Employment Insurance (EI)

Decision Information

Decision Content



Decision and Reasons

Decision

[1] The appeal is allowed.

Overview

[2] After leaving his employment as a waiter, the Appellant, H. C. (Claimant), applied for Employment Insurance regular benefits. The Respondent, the Canada Employment Insurance Commission (Commission), denied his claim for benefits, initially and upon reconsideration, having determined that he left his employment without just cause. On appeal, the General Division upheld the determination, having found that the Claimant had failed to show just cause for voluntarily leaving his employment because he did not pursue all reasonable alternatives to quitting.

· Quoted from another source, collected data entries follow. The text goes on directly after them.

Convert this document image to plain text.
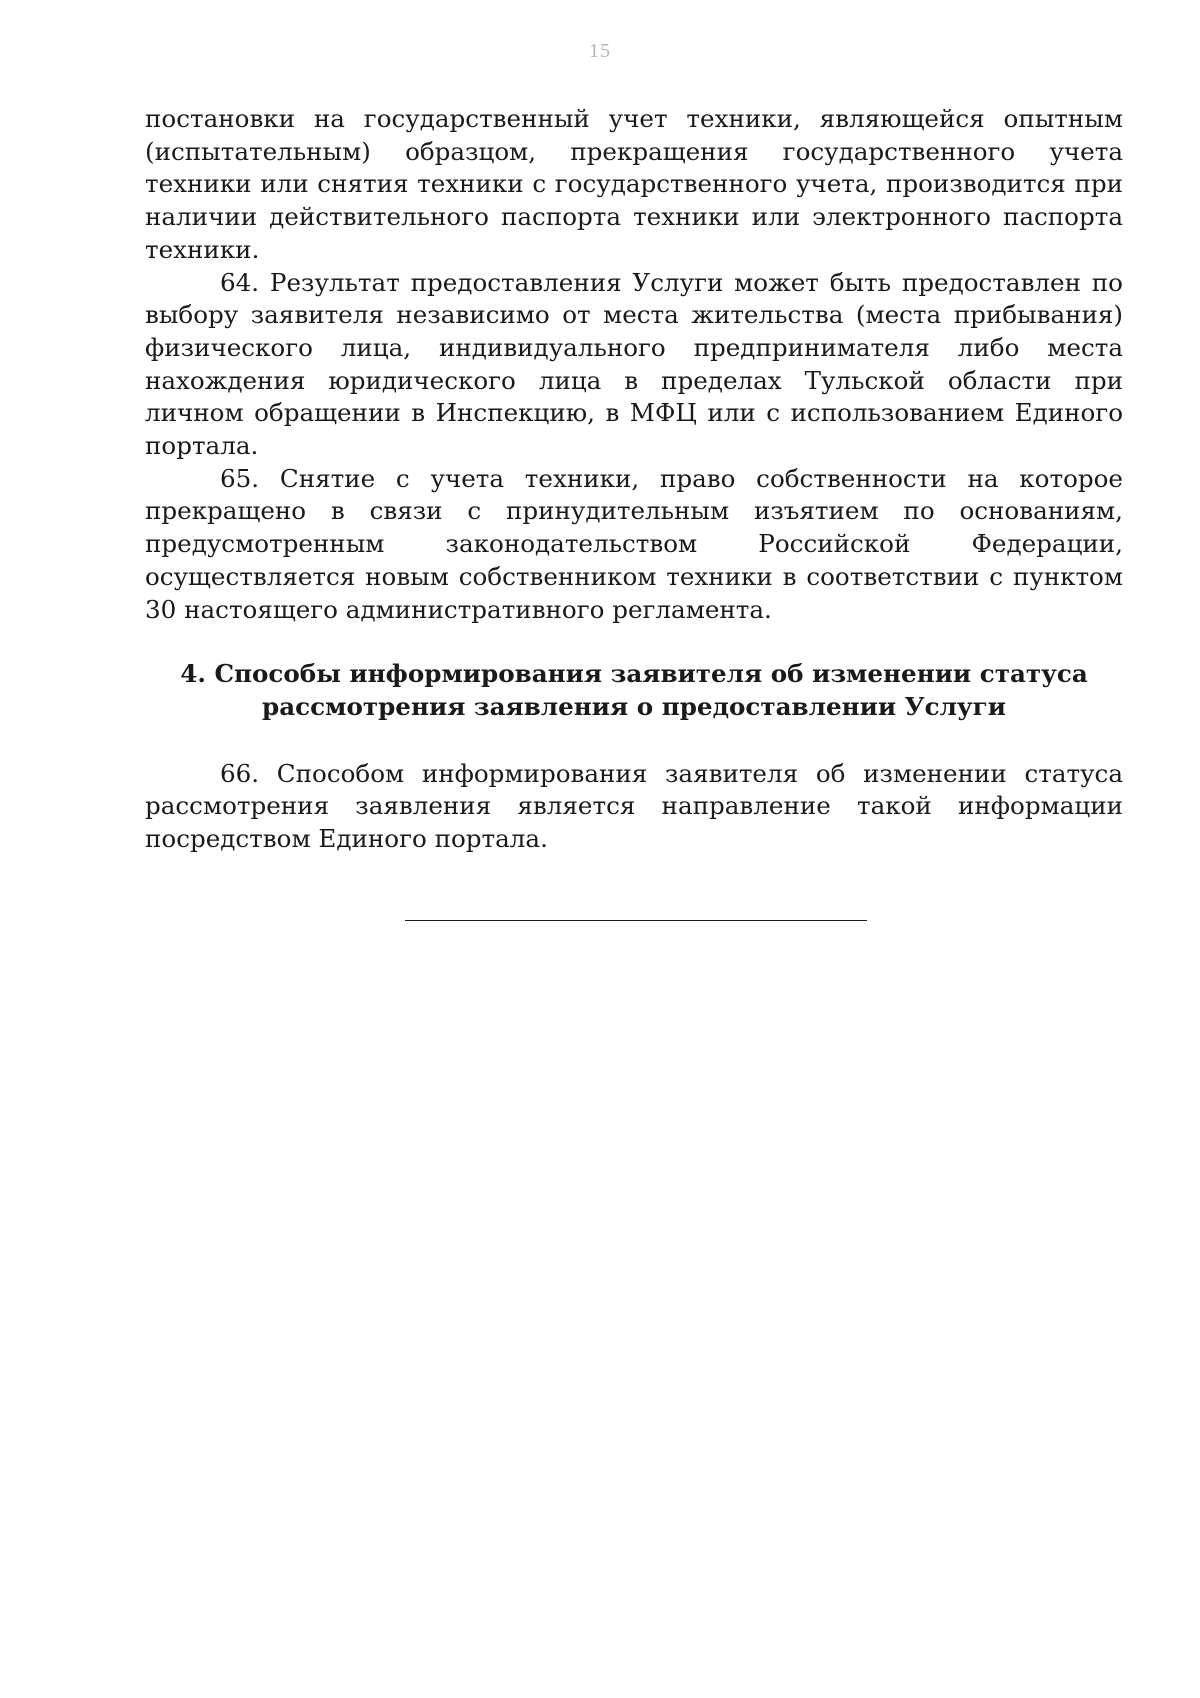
15

постановки на государственный учет техники, являющейся опытным (испытательным) образцом, прекращения государственного учета техники или снятия техники с государственного учета, производится при наличии действительного паспорта техники или электронного паспорта техники.

64. Результат предоставления Услуги может быть предоставлен по выбору заявителя независимо от места жительства (места прибывания) физического лица, индивидуального предпринимателя либо места нахождения юридического лица в пределах Тульской области при личном обращении в Инспекцию, в МФЦ или с использованием Единого портала.

65. Снятие с учета техники, право собственности на которое прекращено в связи с принудительным изъятием по основаниям, предусмотренным законодательством Российской Федерации, осуществляется новым собственником техники в соответствии с пунктом 30 настоящего административного регламента.

4. Способы информирования заявителя об изменении статуса
рассмотрения заявления о предоставлении Услуги

66. Способом информирования заявителя об изменении статуса рассмотрения заявления является направление такой информации посредством Единого портала.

[3] In this appeal before me, the Claimant submits that the General Division erred in law and that it based its decision on an erroneous finding of fact that it made in a perverse or capricious manner or without regard to the material before it. The parties agree that the General Division made erroneous findings of fact and that it erred in law, but they disagree on the appropriate disposition of this matter.

[4] I agree with the parties that the General Division erred in law and that it made erroneous findings of fact. I am allowing the appeal because I find that the Claimant had just cause for voluntarily leaving his employment and that he had no reasonable alternative to leaving. I am also rendering the decision that the General Division should have given.

Issue

[5] Did the General Division err in law by failing to consider sections 29(c)(i), (x), and (xi) of the Employment Insurance Act?

Analysis

[6] Section 58(1) of the Department of Employment and Social Development Act (DESDA) sets out the grounds of appeal as being limited to the following:

  1. a) the General Division failed to observe a principle of natural justice or otherwise acted beyond or refused to exercise its jurisdiction;
  2. b) the General Division erred in law in making its decision, whether or not the error appears on the face of the record; or
  3. c) the General Division based its decision on an erroneous finding of fact that it made in a perverse or capricious manner or without regard for the material before it.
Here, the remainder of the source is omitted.